Few people will argue that public clouds haven’t dramatically changed the industry in the past few years. There has been a tremendous increase in popularity of public cloud services such as Amazon AWS and Microsoft’s Azure, and the demand keeps growing every year. Concerns that prevented companies from choosing public clouds as their go to infrastructure, such as security, reliability, stability, quality assurance and more are becoming more manageable.
Companies begin to trust the security provided by public cloud providers and develop workarounds for reliability and stability problems. Public clouds’ ability to scale and handle unpredictable demand instantly is probably the biggest incentive that is driving the industry towards them. By now we’ve witnessed giants such as Netflix - the largest bandwidth traffic consumer in North America - grow entirely on public infrastructure.
Today, public cloud is beginning to infiltrate even the most traditional private cloud enterprises. Companies want to leverage the power of the public cloud, while still maintaining the data-center they’ve built for years to manage most of their load. Such environments are nicknamed “Hybrid Clouds”, because they are composed of both private and public infrastructure and use both interchangeably for different tasks within the same organization, working together to achieve a higher quality of service for a lower price tag.

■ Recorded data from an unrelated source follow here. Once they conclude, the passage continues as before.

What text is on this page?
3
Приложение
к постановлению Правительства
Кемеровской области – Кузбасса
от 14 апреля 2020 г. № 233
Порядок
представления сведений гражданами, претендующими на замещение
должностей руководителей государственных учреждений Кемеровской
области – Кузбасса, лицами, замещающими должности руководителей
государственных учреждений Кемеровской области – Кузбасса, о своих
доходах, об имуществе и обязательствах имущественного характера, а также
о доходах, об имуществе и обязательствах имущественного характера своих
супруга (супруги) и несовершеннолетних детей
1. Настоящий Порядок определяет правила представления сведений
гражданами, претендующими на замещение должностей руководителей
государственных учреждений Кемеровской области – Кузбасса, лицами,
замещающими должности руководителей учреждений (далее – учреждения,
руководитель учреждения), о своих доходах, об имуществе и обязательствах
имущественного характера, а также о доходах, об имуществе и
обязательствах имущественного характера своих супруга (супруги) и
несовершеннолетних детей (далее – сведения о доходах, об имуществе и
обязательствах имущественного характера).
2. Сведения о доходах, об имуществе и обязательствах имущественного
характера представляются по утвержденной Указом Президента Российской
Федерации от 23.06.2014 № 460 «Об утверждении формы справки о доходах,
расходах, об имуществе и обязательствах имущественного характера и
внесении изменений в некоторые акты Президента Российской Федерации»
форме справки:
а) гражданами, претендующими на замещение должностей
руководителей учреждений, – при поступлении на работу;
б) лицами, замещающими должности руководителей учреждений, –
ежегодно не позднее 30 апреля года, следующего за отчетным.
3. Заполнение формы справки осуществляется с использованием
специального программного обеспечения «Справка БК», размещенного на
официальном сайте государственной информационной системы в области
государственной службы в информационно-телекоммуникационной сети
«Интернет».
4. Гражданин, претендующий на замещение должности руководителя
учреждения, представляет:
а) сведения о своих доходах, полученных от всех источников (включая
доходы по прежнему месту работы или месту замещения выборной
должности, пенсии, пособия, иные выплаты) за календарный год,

Hybrid-clouds seem like a no-brainer. Infinite capacity at your fingertips, with no time commitments or penalties, in a simple pay as you go manner. You can keep just enough capacity in your private cloud to handle your consistent load, and when bursts arise move load to the public cloud to handle them there. It allows you to make the distinction between temporary bursts of demand and consistent increase that justifies purchasing additional hardware. No more buying servers only to run them at 50% of their capacity and overall a potentially better ROI.
On the other hand, dedicated private hardware has its advantages. You get complete control over placement of the workload. You can reduce latency by forcing certain loads to run closer (in the data center) to one another. If you have enough consistent load to fill an entire server it will probably be cheaper in the long run to run the load in-house.
In order to truly be in control of your workload you have to be aware of both the supply AND the demand of resources. Public clouds hide the supply and give very limited statistics on the demand and by doing that leave very little room for control.
Companies had developed numerous tools in an attempt to bridge this simple gap, which is taken for granted in a private setting. Over the past 4 years, Netflix have been systematically redesigning their applications to handle public cloud failures instead of assuming that they have control over their private infrastructure – moving databases, storage and application servers onto new (horizontally scaling) platforms.
Managing the load in a hybrid environment becomes ten-fold more difficult. Three questions - the WWW of hybrid cloud - have to be answered at any given moment:
- What load to run?
- Where to run it?
- When to burst it out and when to bring it back.
These three questions encapsulate the constant trade-offs inside the data center between performance-assurance and cost-efficiency. You have to reevaluate load running on your private cloud, making sure that the load doesn’t cause congestion and if so, decide which pieces of the load should move out and when.
At the same time you have to evaluate the load that was placed on the public cloud to decide whether now there are enough resources on your private infrastructure to assure the required quality of service in case that you decide to bring it back. The manageability of a hybrid environment depends solely on your ability to answer these three questions - what, where and when, constantly, accurately and in real-time.